John Posthumus, a shareholder at Polsinelli in Denver who does IP litigation and counseling, said there remains a large degree of uncertainty about how the PTAB will adjust the IPR process to comply with SAS Institute, at least on a case-by-case basis.
“There’s really a little bit of the Wild West in terms of what it’s going to look like,” Posthumus said.
Two days after the SAS Institute decision came down, the PTAB issued guidance on how it will apply the ruling. For IPRs where the board had trials pending but not on all of the claim challenges in the petition, it might sua sponte issue an order to call back the claims that it previously declined.
“That’s going to be a mess,” Lewis said. Cases that were closed might get reopened, and any patentees unlucky enough to have IPR cases pending right now might have to go back and dig up the uninitiated claims to defend against them, which would tack on unexpected legal costs, at a minimum. Petitioners who had claims that the PTAB didn’t initiate on “are going to be chomping at the bit to go get those claims back,” Lewis said.
The PTAB’s guidance on the decision appears to say that “all options are on the table” in terms of how the board will deal with pending IPR trials, Posthumus said. Where challenges get revived, the PTAB might allow extensions to accommodate additional discovery, briefing or argument. The PTAB might even reconsider a decision to institute a trial altogether, he said.

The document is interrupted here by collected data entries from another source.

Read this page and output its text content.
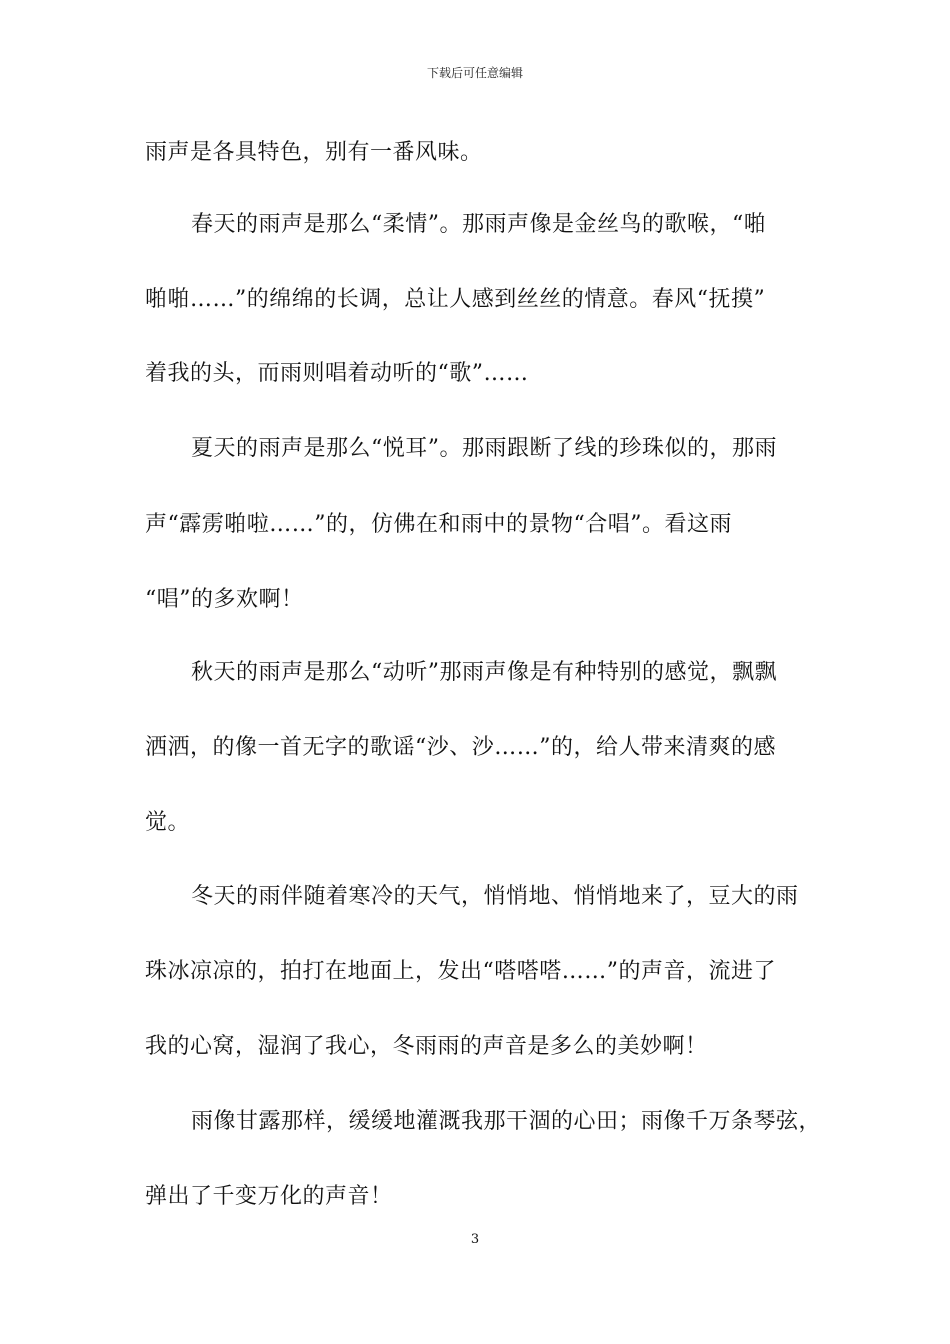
下载后可任意编辑
雨声是各具特色，别有一番风味。
春天的雨声是那么“柔情”。那雨声像是金丝鸟的歌喉，“啪
啪啪……”的绵绵的长调，总让人感到丝丝的情意。春风“抚摸”
着我的头，而雨则唱着动听的“歌”……
夏天的雨声是那么“悦耳”。那雨跟断了线的珍珠似的，那雨
声“霹雳啪啦……”的，仿佛在和雨中的景物“合唱”。看这雨
“唱”的多欢啊！
秋天的雨声是那么“动听”那雨声像是有种特别的感觉，飘飘
洒洒，的像一首无字的歌谣“沙、沙……”的，给人带来清爽的感
觉。
冬天的雨伴随着寒冷的天气，悄悄地、悄悄地来了，豆大的雨
珠冰凉凉的，拍打在地面上，发出“嗒嗒嗒……”的声音，流进了
我的心窝，湿润了我心，冬雨雨的声音是多么的美妙啊！
雨像甘露那样，缓缓地灌溉我那干涸的心田；雨像千万条琴弦，
弹出了千变万化的声音！
3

Going forward, the new “all-or-nothing” scheme might make IPRs even more attractive to accused infringers. The worst-case scenario for petitioners is to have a declined claim go to litigation, so they have both the IPR to commence and the surviving claim waiting to go to court afterward. Petitioners can be more confident that won’t happen now that they must get “a full yes or full no on the institution side,” Lewis said.
IP litigator Michael Dulin, who is a shareholder at Polsinelli in Denver, said the new IPR scheme following SAS Institute appears to “give the petitioner a little bit more control” at the outset. Instead of putting forth claims and letting the PTAB figure out which ones it will institute a trial on, petitioners will now have to be even more deliberate in their filings.
If a petitioner has a strong “rifle shot” of a challenge to a patent claim, one might still see the petitioner including less certain claims to the petition just to get them tied up in the IPR and out of court, Dulin said.
With more claims to adjudicate per IPR, the PTAB’s workload is sure to increase, and there are concerns as to how it will respond. Lewis wondered if the board might quietly raise the bar on the IPR petitions it will accept as a means of controlling its intake. If that happens, he said, the business community and patent bar won’t likely know for sure until statistics on IPR institution rates are released later.